CREATE MATERIALIZED VIEW myhive.mysalesschema.mv_cust_tot_return
WITH (
  refresh_interval = '24h',
  grace_period = '5m',
  max_import_duration = '30m'
) AS
    SELECT
      sr_customer_sk ctr_customer_sk,
      sr_store_sk ctr_store_sk,
      sum(sr_return_amt) ctr_total_return
    FROM
    tpcds.sf1.store_returns,
    tpcds.sf1.date_dim
    WHERE ( (sr_returned_date_sk = d_date_sk) AND (d_year > 2000) )
    GROUP BY sr_customer_sk, sr_store_sk
;

In this example, the refresh runs for a maximum of 30 minutes. Unless the cron property is specified, the time at which data in a materialized view is refreshed is based on the moment the CREATE MATERIALIZED VIEW statement first runs, plus the refresh_interval.
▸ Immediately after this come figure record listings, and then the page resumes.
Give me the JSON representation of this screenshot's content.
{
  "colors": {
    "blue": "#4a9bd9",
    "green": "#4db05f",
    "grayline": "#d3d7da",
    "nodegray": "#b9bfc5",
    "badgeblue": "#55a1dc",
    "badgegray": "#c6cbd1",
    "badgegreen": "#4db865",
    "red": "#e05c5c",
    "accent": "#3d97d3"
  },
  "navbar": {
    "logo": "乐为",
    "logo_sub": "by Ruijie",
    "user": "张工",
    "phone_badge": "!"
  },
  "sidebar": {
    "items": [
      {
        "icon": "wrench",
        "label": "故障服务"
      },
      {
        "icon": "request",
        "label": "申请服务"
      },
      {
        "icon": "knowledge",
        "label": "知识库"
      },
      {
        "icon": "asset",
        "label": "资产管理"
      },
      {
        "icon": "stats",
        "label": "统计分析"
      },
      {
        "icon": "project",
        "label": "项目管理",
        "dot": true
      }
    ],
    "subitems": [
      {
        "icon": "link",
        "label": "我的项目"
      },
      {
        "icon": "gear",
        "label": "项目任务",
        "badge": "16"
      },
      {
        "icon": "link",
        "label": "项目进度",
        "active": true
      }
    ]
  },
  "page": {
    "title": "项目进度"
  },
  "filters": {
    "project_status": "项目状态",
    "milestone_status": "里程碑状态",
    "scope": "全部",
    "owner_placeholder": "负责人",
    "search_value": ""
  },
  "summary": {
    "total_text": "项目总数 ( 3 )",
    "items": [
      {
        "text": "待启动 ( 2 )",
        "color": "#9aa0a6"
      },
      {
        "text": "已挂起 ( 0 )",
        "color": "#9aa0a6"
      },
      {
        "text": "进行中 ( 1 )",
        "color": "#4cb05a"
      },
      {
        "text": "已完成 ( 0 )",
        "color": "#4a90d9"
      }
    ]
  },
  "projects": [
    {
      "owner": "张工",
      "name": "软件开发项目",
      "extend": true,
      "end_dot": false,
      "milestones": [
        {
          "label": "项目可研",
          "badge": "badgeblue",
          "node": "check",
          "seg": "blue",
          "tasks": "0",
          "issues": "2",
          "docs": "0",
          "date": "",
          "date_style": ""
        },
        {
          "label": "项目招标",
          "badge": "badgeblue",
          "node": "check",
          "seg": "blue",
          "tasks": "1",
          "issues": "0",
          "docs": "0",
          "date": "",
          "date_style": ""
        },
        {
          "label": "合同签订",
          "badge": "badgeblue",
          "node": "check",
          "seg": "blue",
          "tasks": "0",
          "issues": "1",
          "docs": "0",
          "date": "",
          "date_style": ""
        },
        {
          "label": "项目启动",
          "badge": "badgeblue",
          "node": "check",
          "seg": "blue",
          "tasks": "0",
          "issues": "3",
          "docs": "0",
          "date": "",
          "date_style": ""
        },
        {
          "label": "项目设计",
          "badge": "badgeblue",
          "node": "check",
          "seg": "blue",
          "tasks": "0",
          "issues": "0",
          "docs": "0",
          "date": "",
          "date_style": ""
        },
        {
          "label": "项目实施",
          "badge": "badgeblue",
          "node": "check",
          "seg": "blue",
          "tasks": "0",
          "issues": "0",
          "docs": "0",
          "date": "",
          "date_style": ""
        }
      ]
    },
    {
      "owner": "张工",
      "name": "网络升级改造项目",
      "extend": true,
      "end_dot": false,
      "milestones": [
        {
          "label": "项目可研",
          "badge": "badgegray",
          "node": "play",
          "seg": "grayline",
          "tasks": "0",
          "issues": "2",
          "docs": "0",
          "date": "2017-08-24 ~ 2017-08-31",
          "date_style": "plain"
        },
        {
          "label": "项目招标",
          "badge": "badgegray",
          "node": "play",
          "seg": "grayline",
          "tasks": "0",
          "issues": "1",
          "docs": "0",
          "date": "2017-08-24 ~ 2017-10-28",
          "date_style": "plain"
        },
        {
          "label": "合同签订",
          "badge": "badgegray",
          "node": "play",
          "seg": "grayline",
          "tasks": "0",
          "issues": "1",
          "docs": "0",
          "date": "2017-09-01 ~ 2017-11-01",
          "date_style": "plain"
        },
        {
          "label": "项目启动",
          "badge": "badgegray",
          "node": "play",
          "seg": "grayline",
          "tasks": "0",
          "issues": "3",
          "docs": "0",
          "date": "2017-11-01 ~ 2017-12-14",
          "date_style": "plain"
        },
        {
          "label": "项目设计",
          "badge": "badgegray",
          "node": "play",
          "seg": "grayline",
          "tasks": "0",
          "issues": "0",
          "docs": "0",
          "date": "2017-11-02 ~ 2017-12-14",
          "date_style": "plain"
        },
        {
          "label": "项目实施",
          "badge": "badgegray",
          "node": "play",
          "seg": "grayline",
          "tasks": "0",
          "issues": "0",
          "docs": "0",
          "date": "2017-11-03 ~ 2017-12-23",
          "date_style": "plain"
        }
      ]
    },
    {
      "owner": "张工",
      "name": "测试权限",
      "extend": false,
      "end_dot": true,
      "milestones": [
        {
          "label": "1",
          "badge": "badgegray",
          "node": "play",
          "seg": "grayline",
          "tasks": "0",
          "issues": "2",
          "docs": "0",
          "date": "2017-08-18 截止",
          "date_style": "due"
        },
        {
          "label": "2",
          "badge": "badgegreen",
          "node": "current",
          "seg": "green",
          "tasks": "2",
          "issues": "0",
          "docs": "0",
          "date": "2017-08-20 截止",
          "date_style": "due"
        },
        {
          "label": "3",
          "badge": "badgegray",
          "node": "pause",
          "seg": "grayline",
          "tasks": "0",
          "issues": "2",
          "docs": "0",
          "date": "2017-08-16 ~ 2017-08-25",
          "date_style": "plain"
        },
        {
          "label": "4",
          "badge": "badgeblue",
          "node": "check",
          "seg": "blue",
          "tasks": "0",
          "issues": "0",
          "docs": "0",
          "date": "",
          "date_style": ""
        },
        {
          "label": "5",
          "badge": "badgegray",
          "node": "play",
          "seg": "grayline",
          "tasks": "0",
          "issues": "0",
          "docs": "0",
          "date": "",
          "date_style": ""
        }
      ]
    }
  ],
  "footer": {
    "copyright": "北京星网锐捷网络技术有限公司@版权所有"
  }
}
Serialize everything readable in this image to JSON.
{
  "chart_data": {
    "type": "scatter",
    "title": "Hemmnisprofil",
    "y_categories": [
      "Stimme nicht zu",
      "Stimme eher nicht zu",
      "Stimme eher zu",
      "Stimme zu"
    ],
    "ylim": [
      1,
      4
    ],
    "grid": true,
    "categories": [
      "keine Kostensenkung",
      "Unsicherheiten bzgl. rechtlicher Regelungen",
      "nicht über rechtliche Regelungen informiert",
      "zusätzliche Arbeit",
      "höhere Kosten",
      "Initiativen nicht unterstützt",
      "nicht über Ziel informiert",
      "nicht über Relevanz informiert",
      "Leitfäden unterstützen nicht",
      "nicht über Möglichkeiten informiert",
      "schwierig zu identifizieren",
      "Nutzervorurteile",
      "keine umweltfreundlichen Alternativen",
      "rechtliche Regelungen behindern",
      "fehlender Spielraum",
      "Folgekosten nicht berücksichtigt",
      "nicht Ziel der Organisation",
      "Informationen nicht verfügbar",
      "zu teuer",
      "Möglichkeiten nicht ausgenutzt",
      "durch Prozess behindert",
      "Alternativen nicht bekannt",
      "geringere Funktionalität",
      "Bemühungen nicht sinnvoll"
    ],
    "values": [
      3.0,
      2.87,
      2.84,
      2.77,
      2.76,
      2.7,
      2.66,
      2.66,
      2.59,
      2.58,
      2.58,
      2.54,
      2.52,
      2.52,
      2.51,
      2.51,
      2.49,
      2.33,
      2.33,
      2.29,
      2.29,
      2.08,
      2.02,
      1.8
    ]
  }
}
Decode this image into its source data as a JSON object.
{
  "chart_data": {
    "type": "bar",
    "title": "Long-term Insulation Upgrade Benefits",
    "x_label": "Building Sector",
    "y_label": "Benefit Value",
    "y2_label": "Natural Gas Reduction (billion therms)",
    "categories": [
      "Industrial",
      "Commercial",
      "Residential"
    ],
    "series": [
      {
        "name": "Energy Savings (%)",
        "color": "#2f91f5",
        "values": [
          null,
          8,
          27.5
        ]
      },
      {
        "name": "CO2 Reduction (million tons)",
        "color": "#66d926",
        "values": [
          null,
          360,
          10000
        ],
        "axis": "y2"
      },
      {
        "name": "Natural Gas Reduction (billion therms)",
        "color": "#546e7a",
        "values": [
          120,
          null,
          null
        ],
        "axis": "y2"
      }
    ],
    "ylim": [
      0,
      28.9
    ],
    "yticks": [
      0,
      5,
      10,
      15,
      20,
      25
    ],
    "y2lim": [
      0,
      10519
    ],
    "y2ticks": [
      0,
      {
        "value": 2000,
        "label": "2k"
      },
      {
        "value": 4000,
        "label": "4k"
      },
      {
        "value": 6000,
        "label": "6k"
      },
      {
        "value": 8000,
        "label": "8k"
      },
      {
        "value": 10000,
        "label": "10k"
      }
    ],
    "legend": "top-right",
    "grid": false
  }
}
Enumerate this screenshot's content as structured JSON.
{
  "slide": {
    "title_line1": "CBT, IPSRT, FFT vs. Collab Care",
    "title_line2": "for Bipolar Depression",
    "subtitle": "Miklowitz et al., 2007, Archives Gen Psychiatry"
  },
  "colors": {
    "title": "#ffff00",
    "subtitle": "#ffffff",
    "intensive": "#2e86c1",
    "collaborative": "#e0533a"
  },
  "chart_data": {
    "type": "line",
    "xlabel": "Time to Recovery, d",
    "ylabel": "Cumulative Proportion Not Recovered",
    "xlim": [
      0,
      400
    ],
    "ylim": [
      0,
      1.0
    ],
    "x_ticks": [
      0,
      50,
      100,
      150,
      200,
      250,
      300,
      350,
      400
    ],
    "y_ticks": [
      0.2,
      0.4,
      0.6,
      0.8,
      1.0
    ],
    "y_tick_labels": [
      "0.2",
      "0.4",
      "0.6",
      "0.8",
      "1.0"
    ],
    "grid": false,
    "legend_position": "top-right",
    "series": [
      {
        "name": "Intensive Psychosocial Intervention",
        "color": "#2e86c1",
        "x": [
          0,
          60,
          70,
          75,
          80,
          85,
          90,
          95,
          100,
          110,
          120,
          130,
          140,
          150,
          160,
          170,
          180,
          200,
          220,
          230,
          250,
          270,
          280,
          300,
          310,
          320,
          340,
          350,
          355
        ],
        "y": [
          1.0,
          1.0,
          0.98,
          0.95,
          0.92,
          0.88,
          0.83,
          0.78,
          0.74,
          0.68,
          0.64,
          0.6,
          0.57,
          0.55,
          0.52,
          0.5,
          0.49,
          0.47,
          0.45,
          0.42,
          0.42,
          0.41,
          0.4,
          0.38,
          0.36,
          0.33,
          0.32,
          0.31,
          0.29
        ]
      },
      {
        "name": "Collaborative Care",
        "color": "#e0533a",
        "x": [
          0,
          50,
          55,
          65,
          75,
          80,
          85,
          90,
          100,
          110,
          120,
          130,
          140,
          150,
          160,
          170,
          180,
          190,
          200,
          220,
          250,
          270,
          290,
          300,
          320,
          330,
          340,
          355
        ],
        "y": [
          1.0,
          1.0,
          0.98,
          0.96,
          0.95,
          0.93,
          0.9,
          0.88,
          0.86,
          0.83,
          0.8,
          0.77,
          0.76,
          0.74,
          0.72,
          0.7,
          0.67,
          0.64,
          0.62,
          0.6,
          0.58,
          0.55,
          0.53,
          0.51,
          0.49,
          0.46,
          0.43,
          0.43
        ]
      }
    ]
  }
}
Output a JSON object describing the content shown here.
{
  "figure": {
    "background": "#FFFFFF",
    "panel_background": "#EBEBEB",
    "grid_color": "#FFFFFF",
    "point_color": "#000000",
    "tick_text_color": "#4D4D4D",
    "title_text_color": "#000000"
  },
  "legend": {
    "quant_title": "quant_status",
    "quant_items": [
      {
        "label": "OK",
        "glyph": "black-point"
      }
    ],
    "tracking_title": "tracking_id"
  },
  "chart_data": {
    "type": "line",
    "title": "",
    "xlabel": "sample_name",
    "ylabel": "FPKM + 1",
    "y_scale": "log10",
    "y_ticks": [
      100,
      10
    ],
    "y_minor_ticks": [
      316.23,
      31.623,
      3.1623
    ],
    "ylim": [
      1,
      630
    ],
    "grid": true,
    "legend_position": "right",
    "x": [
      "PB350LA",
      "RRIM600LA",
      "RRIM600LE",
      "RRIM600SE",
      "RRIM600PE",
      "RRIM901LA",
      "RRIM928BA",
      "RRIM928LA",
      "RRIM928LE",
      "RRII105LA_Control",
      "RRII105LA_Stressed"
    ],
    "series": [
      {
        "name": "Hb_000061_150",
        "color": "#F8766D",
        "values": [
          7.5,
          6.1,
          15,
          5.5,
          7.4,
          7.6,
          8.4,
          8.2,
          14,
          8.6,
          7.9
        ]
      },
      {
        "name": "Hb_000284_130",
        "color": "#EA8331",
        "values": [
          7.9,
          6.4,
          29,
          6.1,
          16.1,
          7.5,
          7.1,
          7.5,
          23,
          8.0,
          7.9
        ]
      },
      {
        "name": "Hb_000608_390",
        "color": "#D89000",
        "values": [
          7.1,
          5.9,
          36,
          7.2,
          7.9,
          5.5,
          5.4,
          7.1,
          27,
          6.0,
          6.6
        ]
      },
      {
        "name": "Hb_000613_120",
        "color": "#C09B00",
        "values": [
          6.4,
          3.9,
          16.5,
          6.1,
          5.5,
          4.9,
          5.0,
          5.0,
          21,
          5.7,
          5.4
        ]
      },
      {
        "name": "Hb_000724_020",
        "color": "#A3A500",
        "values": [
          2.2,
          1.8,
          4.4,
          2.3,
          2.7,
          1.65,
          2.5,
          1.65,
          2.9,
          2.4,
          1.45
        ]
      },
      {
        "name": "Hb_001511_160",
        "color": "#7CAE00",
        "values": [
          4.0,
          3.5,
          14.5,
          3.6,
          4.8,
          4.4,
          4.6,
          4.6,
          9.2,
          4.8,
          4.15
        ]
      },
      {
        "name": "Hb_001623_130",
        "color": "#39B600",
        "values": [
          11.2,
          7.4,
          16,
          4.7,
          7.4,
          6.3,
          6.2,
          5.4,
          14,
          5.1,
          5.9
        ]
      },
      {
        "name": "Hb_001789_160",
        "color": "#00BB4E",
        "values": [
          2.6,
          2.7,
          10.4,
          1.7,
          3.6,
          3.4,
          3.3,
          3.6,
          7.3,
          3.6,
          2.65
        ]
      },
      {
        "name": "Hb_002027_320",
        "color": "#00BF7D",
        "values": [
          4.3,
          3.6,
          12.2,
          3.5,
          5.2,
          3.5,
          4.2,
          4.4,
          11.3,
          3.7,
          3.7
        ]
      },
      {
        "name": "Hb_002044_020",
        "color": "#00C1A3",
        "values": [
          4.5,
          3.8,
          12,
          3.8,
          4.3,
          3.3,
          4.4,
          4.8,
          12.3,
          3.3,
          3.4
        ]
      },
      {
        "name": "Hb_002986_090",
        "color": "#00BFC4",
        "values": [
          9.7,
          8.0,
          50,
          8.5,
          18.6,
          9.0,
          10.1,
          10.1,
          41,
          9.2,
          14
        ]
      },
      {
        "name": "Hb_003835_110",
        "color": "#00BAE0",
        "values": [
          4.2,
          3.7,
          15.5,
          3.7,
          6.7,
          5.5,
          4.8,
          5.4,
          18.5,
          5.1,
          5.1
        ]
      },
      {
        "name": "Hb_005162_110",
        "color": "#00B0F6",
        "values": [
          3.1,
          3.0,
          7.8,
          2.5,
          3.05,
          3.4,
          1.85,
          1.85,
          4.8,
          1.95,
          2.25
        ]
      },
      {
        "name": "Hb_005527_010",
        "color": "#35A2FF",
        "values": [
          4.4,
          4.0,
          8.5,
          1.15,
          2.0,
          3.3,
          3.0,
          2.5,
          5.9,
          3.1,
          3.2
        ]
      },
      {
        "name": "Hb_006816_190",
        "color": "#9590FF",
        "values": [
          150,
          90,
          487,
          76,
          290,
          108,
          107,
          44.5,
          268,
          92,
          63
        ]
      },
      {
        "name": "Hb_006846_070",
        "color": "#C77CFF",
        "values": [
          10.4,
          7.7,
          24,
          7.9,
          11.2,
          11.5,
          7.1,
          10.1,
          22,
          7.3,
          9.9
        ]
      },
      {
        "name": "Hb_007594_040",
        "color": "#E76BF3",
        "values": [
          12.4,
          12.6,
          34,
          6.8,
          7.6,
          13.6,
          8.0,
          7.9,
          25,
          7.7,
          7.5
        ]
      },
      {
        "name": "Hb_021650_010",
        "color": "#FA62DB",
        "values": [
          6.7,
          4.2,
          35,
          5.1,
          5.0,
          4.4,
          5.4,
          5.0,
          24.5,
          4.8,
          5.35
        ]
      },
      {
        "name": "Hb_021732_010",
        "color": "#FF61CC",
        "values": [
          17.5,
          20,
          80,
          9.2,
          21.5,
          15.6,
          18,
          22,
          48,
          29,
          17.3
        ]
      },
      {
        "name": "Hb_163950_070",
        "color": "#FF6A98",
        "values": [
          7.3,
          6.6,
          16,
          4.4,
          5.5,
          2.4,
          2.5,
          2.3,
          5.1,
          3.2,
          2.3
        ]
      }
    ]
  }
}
You can run refreshes on a set schedule by using the cron property instead. The cron property uses normal cron expressions. Here is the same materialized view, created with a cron schedule and an incremental column:

CREATE MATERIALIZED VIEW myhive.mysalesschema.mv_cust_tot_return
WITH (
  cron = '30 2 * * *'
  grace_period = '5m',
  max_import_duration = '30m',
  incremental_column = 'sr_returned_date_sk'
) AS
    SELECT
      sr_customer_sk ctr_customer_sk,
      sr_store_sk ctr_store_sk,
      sum(sr_return_amt) ctr_total_return
    FROM
    tpcds.sf1.store_returns,
    tpcds.sf1.date_dim
    WHERE ( (sr_returned_date_sk = d_date_sk) AND (d_year > 2000) )
    GROUP BY sr_customer_sk, sr_store_sk
;

This causes the refresh to execute at 2:30 AM daily, and loads only new data as determined by the sr_returned_date_sk date column.

Enable Iceberg materialized views when using Glue#

Built-in access control (BIAC) must be configured to own table entities in order to enable materialized views in an Iceberg catalog when using Glue.

See Using BIAC with Iceberg materialized views in Glue for more details.